AUSTIN (Nexstar) — Starr County hasn’t voted for a Republican in 128 years. On Tuesday, it flipped red for the first time in living memory, along with most of Texas’ border counties that are turning toward Republicans after a generation of Democratic loyalty.
“As Tejanos, we’re raised as conservatives, we’re Catholics, we’re Christians, and we believe that what the Republican Party represents now is what we stand by,” Zapata County Republican Party Chair Jennifer Thatcher told Nexstar. Her county voted for Hillary Clinton by 32.8 points in 2016. In 2024, they voted for Donald Trump by 22.5 points — a whopping 55-point swing in just two elections.
Similar shifts played out up and down the border — Hidalgo, Cameron, Starr, Webb, Duval, Willacy, Maverick, and Val Verde counties all turned red.
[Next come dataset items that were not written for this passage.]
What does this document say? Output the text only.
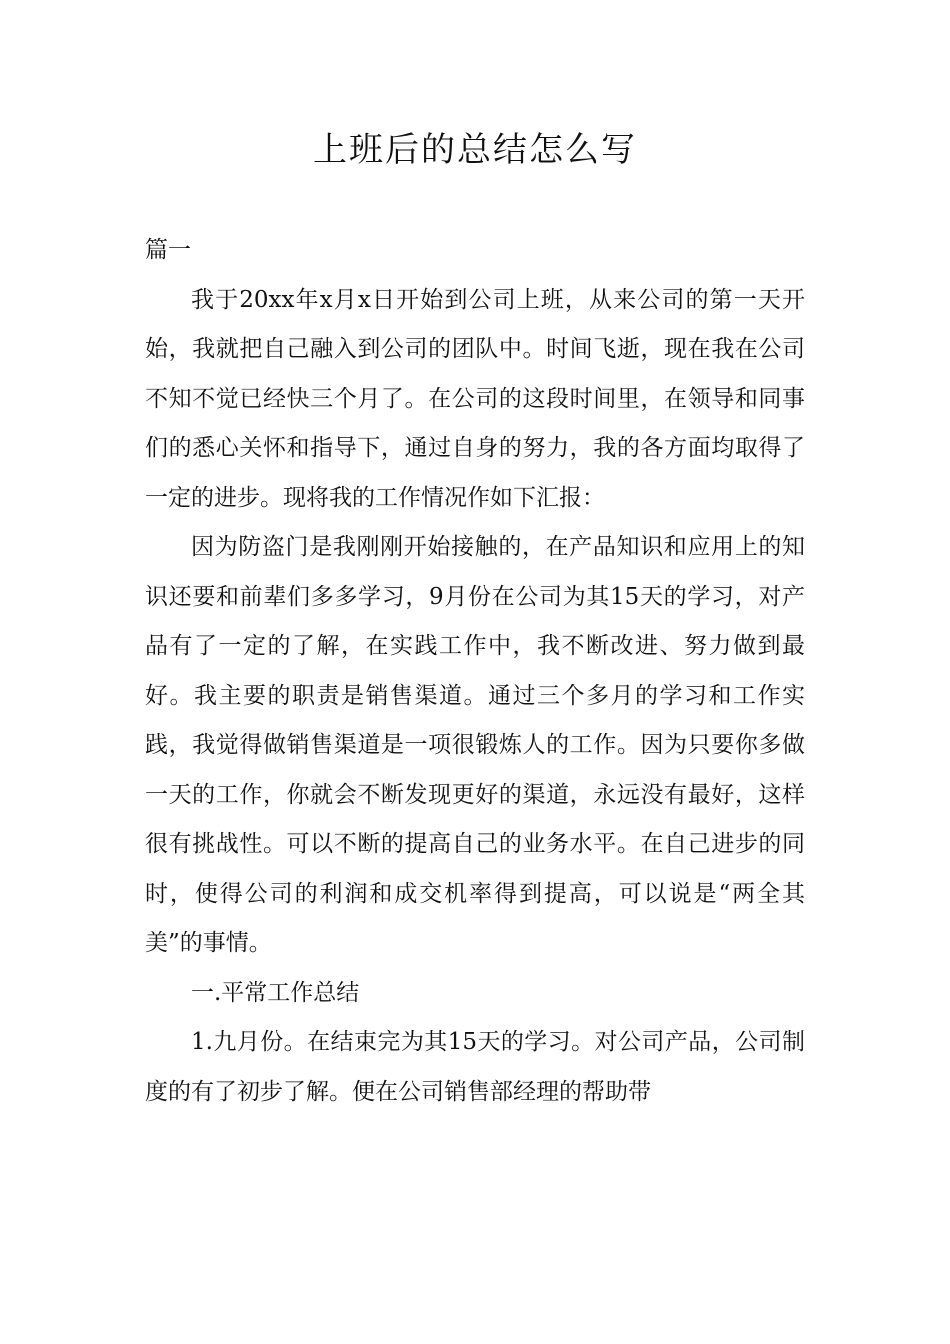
上班后的总结怎么写

篇一

我于20xx年x月x日开始到公司上班，从来公司的第一天开始，我就把自己融入到公司的团队中。时间飞逝，现在我在公司不知不觉已经快三个月了。在公司的这段时间里，在领导和同事们的悉心关怀和指导下，通过自身的努力，我的各方面均取得了一定的进步。现将我的工作情况作如下汇报：

因为防盗门是我刚刚开始接触的，在产品知识和应用上的知识还要和前辈们多多学习，9月份在公司为其15天的学习，对产品有了一定的了解，在实践工作中，我不断改进、努力做到最好。我主要的职责是销售渠道。通过三个多月的学习和工作实践，我觉得做销售渠道是一项很锻炼人的工作。因为只要你多做一天的工作，你就会不断发现更好的渠道，永远没有最好，这样很有挑战性。可以不断的提高自己的业务水平。在自己进步的同时，使得公司的利润和成交机率得到提高，可以说是“两全其美”的事情。

一.平常工作总结

1.九月份。在结束完为其15天的学习。对公司产品，公司制度的有了初步了解。便在公司销售部经理的帮助带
El Paso County remained blue, but Democrats won there by only 15 points — 28 points fewer than in 2016.
Trump carries all Rio Grande Valley border counties
“It’s just a real abject Democratic collapse,” Executive Director of the Texas Politics Project at the University of Texas Austin James Henson said. “It’s going to take a couple more cycles to make a reasoned judgment about what the long-term consequences are here, to see what the trend looks like. But that said, it’s completely understandable and justifiable for Republicans to say that they they broke through in these border counties.”